Numa de suas inúmeras lições, o filósofo e político italiano Norberto Bobbio (1909-2004) argumentava que a democracia liberal surgiu e se afirmou lenta, sistemática e arduamente a partir de quatro percepções de liberdade, consideradas como liberdades básicas a que todo indivíduo e cidadão devem ter acesso.  A primeira delas foi à conquista e afirmação das liberdades individuais que se referem ao direito de não ser perseguido e preso injustamente. Porém, caso tal condição ocorra, de ser julgado nos foros adequados e, a partir de regras penais e jurídicas suficientemente definidas na letra da lei. A segunda liberdade alcançada foi a de impressa e de expressão. Ou seja, afirmou-se o direito à livre circulação de informações e ideias por meio de jornais, revistas, folhetins, mesmo que contrárias aos interesses políticos e econômicos no exercício do poder. Os indivíduos e cidadão teriam assegurado à liberdade de expressar seus posicionamentos políticos no espaço público. A terceira liberdade alcançada foi a de reunião, o que possibilita aos indivíduos compartilharem suas ideias e intensificarem o debate em torno das questões públicas. E, por fim, a liberdade de associação, que viabilizou o surgimento dos sindicados, dos partidos políticos e demais formas de associação características das sociedades pluralistas em que a liberdade política se apresenta como condição sine qua non da democracia liberal.

O que estamos assistindo na atualidade é a decomposição destes princípios basilares da democracia liberal. Paradoxalmente, ou ironicamente o desmantelamento das liberdades básicas se dá no seio das próprias democracias liberais. Não é obra de governos de esquerda, de governos comunistas, ou socialistas. É resultado do liberalismo em sua matriz econômica. Ou seja, se por um lado o liberalismo político se caracteriza por um movimento gradual de afirmação de liberdades individuais, de direitos sociais, o liberalismo econômico se apresenta em determinados contextos avesso à ampliação de liberdades, de direitos individuais e sociais.  Porém, se o argumento acima apresentado possui em determinados aspectos validade é preciso considerar sua estrutura dicotômica e os possíveis equívocos analíticos que dele podem derivar.  Assim, noutra perspectiva, trata-se de considerar a contradição constitutiva do liberalismo, que se apresenta na promessa da burguesia de afirmação da liberdade e da igualdade em contraposição aos privilégios da nobreza aristocrática feudal e de seu controle do Estado absolutista. Ou dito de outra forma, há na gênese do liberalismo a impossibilidade de cumprir efetivamente com sua promessa na medida em que incorpora, ou mesmo acomoda variáveis aristocráticas, que se constituem em práticas oligárquicas e plutocráticas na condução dos interesses do Estado.
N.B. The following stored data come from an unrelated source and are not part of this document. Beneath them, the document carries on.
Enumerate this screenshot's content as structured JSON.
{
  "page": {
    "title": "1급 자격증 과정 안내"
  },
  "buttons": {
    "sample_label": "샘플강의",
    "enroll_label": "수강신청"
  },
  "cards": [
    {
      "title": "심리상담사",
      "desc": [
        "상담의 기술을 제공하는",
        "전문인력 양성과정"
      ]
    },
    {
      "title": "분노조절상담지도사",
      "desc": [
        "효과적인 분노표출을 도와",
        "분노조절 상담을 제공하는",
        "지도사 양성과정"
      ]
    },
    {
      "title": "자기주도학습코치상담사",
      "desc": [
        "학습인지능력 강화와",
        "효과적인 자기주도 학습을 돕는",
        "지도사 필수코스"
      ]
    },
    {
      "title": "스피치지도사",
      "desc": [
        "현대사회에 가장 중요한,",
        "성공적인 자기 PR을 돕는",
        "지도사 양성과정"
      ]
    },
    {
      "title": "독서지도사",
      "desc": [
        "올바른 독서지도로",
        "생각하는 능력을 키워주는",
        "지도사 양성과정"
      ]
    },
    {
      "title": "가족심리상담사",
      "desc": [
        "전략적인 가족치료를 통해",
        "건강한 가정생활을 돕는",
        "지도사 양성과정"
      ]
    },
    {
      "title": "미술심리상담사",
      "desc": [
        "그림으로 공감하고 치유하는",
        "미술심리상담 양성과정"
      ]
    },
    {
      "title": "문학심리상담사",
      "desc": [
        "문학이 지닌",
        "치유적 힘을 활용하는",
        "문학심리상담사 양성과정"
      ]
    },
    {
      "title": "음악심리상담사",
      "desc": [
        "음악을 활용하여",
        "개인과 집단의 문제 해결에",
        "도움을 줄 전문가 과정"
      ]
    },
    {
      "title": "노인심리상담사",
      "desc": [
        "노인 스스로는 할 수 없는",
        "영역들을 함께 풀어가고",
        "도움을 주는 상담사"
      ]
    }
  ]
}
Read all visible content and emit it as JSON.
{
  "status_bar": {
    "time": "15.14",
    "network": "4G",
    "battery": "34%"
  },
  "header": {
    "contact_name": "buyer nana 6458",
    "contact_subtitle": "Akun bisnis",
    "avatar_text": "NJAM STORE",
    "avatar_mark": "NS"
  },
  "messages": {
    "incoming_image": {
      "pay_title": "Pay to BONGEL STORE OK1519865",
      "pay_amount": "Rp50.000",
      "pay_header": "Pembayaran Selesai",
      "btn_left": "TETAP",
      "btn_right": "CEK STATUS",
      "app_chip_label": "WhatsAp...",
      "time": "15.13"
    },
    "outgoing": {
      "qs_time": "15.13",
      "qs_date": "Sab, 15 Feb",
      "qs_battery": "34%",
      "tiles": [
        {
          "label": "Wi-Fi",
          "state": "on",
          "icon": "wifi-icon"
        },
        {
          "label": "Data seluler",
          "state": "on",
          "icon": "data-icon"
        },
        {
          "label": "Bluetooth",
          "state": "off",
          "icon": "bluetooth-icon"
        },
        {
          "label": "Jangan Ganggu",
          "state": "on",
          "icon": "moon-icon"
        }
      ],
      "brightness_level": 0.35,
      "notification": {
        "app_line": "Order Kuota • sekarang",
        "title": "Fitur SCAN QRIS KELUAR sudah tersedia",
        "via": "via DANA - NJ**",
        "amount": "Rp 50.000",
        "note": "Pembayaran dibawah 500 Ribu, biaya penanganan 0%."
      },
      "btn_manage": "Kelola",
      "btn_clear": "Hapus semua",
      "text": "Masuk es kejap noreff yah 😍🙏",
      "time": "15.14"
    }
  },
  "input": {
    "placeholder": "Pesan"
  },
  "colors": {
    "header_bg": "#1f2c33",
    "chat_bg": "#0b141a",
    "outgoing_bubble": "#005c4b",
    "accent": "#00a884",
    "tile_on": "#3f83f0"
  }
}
O liberalismo como projeto e promessa moderna de afirmação da liberdade e da igualdade apresenta-se como utopia na mesma medida da utopia de uma sociedade comunista gestada pelos socialistas utópicos e, refletida sistematicamente pelos socialistas científicos ao longo de todo o século XIX e, boa parte do século XX.  Ou seja, nestas primeiras décadas do século XXI convivemos com a ressaca advinda da derrocada das utopias.  Mas, o mal-estar, a dor de cabeça se intensifica diante da evidente e cotidiana decomposição das promessas liberais. Não que isto seja uma novidade. Os conflitos nas sociedades europeias ocidentais do final do século XIX desdobrando-se nos dramáticos eventos da Primeira Guerra Mundial, da crise econômica de 1929 e, da Segunda Guerra Mundial haviam demonstrado de forma clarividente que a decomposição da utopia liberal (democracia liberal) conduziu invariavelmente às experiências fascistas e totalitárias. Porém, naquele contexto e, ao longo do pós-guerra, a concorrência da utopia comunista permitiu suplantar do horizonte de compreensão a contradição fundamental do liberalismo, manifestada na fragilidade e, novamente na decomposição atual da democracia liberal.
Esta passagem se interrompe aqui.